Speaker laments world health system

In honor of World Health Day, Geneseo saw distinguished international medicine fellow Dr. Pholophat Inboriboon give a keynote address entitled "Partnering in Health: A Global Perspective," on Thursday, April 17.

Inboriboon, who holds a doctorate in medicine from the University of Rochester, has volunteered in Thailand, Kosovo and Haiti, among other troubled areas, and is currently looking into going abroad again.

He spoke in Newton Hall about the various issues facing today's increasingly globalized world. Health issues such as Severe Acute Respiratory Syndrome and the Avian Flu, which threaten millions of people across the globe, were the focus of the address.

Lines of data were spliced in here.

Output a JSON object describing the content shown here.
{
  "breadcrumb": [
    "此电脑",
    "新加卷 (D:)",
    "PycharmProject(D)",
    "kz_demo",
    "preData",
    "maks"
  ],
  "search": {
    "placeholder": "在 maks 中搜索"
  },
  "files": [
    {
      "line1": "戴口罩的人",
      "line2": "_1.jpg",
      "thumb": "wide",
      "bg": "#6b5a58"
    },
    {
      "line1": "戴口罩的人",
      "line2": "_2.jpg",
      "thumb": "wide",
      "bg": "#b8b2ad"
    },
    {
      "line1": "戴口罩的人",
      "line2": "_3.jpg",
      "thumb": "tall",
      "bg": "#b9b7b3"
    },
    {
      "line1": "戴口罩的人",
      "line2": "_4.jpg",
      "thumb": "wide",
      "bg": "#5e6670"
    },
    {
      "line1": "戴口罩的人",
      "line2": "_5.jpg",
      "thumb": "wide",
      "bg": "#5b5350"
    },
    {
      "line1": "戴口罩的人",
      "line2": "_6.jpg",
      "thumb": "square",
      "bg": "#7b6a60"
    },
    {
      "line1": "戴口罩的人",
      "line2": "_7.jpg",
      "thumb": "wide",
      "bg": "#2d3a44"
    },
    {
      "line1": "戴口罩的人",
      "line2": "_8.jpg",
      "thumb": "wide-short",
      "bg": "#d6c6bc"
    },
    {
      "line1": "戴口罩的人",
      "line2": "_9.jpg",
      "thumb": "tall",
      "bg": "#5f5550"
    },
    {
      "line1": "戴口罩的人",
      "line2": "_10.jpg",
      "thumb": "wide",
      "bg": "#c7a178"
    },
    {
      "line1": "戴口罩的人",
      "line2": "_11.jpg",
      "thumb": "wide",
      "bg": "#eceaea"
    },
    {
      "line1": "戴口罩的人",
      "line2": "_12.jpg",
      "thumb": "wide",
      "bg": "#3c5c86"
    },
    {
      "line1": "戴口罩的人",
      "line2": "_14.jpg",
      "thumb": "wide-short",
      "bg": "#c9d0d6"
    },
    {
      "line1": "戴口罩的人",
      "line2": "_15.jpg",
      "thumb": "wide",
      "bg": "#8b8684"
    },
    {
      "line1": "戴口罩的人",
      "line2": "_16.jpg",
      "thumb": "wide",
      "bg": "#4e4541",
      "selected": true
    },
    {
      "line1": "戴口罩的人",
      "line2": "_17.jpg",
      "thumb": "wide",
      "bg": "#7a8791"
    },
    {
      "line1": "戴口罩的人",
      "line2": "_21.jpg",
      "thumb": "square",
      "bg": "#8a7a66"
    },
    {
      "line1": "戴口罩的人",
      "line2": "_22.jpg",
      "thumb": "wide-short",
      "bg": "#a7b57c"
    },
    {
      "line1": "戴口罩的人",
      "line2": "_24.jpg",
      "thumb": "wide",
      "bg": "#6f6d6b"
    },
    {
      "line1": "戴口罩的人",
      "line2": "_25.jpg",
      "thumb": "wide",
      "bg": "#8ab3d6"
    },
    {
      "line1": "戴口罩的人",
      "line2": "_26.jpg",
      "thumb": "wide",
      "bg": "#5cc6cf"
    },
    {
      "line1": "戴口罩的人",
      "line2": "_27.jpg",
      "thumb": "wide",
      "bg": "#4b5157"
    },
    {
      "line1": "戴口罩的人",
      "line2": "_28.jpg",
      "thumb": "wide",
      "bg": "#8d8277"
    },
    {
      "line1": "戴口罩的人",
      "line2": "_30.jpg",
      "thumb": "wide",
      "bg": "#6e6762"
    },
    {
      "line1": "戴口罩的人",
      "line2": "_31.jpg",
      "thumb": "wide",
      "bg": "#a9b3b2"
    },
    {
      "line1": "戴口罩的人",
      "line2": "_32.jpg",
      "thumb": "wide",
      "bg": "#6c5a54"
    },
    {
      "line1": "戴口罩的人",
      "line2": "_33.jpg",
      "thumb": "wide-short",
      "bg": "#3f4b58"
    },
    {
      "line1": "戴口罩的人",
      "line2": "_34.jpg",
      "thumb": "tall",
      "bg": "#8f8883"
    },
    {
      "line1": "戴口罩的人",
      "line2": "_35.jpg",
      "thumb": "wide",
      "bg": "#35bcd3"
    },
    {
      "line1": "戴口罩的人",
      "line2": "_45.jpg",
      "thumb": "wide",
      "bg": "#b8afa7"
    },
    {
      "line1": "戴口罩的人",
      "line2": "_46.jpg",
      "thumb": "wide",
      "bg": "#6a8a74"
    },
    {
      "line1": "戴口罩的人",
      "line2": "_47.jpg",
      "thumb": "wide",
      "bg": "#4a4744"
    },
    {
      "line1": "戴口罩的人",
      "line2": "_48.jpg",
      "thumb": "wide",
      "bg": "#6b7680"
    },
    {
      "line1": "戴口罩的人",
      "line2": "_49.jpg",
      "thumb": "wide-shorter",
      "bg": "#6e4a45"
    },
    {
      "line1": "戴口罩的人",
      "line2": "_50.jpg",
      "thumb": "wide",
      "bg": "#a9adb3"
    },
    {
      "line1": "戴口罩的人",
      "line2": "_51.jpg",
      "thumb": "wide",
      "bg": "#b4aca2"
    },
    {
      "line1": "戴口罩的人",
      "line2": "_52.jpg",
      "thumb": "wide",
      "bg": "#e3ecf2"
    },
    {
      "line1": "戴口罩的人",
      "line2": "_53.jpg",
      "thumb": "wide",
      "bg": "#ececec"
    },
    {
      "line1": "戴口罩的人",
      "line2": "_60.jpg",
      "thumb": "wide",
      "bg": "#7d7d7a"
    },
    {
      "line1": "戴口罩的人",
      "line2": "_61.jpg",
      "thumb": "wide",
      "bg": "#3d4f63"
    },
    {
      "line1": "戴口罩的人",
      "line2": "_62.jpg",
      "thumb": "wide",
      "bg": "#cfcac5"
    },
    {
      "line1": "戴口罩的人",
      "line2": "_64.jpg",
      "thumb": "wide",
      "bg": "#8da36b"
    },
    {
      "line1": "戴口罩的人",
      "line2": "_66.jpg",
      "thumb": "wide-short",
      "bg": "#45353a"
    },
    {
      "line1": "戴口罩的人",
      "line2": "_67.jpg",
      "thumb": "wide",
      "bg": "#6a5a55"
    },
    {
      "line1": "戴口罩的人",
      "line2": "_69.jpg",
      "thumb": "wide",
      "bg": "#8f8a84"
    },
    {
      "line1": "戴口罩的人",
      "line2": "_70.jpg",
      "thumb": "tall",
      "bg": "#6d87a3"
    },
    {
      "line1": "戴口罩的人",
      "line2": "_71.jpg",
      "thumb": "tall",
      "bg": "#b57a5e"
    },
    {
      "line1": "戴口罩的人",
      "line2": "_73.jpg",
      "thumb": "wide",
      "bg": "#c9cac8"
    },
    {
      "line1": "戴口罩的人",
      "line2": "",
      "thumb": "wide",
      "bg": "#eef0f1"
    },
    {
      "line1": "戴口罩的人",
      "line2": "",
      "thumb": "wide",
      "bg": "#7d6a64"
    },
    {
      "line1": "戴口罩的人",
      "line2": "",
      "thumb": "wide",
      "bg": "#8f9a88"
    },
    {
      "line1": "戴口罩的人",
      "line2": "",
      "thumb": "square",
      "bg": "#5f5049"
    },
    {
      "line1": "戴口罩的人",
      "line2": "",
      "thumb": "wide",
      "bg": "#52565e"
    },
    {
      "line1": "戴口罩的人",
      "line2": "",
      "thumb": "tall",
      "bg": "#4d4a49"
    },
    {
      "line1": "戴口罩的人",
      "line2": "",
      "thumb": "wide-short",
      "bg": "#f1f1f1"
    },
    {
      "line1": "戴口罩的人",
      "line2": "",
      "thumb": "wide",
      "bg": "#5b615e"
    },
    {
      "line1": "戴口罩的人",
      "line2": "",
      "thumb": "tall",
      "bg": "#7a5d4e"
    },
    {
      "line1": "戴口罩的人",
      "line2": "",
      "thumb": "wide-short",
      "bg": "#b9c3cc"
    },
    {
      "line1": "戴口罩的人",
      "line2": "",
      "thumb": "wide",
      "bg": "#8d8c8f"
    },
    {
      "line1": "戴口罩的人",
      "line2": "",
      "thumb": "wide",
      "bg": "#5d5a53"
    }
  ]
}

"There is an increased need for collaboration between countries," Inboriboon said. "We've seen this with AIDS and influenza. These diseases can spread much more rapidly due to increased travel."

In order to combat the spread of these diseases, Inboriboon suggested that college students help by volunteering in foreign countries.

"We need to provide help that is sustainable," he said.

Speaking from his experience, Inboriboon gave helpful tips to those seeking opportunities abroad. He warned about culture shock and the need to speak to the local residents to fully grasp the nuances of the culture.

Inboriboon, when recounting the everyday tragedies of poor health-care systems in undeveloped countries, asked listeners to be thankful to live in a country with readily available medicine.

"In Nicaragua, there is universal health care, but in the clinics there is no medicine," he said.

Not all in attendance, however, agreed with Inboriboon's positions.

"In order to help people, we should start with those in our own country," said freshman Nicole Loiacano. "So many people are suffering here in the U.S. that our aid money should go to them first."

Freshman Elizabeth Holdsworth suggested there was a lack of balance in the lecture.

"It was a good presentation, but it focused too much on his personal volunteering experiences and not enough on the actual world health issues," she said.